January 15th, 2014 at 8:57 am
Part of the Cultographies series, Faster, Pussycat! Kill! Kill! by Dean J. Defino explores Russ Meyer’s iconic, cult classic. (See the film’s trailer below—how could we resist?). In the book, Defino begins by describing his admiration for the film as well as his conflicted feelings about the film. However, as he explains in the passage below, he frequently uses the film in his classes as an illustration of American independent cinema:
I frequently use [Faster, Pussycat! Kill! Kill!] to introduce the concept of independent cinema in the many film courses I teach. Meyer remains one of the few truly independent American filmmakers—having personally financed, written, directed, shot, edited and distributed nearly all of his twenty-three theatrical features— and Pussycat is an ideal illustration of the iconoclastic spirit of indie films because it is so accessible, engaging and well-made.
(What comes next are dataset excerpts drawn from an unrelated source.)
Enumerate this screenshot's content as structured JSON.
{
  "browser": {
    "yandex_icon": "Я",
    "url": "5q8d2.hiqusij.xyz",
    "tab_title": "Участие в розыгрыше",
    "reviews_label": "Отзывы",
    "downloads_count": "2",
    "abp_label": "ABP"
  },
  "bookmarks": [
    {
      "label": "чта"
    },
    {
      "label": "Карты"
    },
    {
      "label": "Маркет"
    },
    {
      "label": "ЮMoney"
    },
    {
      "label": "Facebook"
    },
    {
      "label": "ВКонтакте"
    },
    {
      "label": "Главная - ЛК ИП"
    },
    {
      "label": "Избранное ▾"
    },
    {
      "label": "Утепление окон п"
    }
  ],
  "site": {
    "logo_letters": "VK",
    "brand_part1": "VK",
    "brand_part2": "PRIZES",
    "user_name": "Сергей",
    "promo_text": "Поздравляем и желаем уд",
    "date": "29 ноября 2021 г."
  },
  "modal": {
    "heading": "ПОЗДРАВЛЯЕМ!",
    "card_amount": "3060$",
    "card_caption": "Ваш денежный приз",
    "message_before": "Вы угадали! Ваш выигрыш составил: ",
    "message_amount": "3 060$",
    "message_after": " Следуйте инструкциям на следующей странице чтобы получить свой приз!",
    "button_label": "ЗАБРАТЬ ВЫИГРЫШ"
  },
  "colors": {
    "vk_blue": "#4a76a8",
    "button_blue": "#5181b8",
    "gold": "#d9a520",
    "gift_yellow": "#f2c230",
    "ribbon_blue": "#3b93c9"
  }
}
It is a remarkably easy film to teach. And though I justify its place on the syllabus by pointing to its influence on filmmakers like John Waters and the way it raises questions later complicated in the works of John Cassavetes, John Sayles and Alison Anders, really I just want to see it for the first time again through my students’ eyes. Their responses to the film mirror my own to an uncanny degree. Most intuitively key in on the dark ironic tone and the Meyer style, with its low ‘Dutch’ angles, arch compositions and rapid editing tempered by the loose, jazzy score. Many find it, as I did at their age, oddly familiar and compelling. Our discussion invariably shifts from what we find ‘cool’ about the film to more weighty issues of film form, sexual politics and its place in film history and the Meyer canon, but time and again I am left with the feeling that I have failed to account for the film’s strange effect upon me.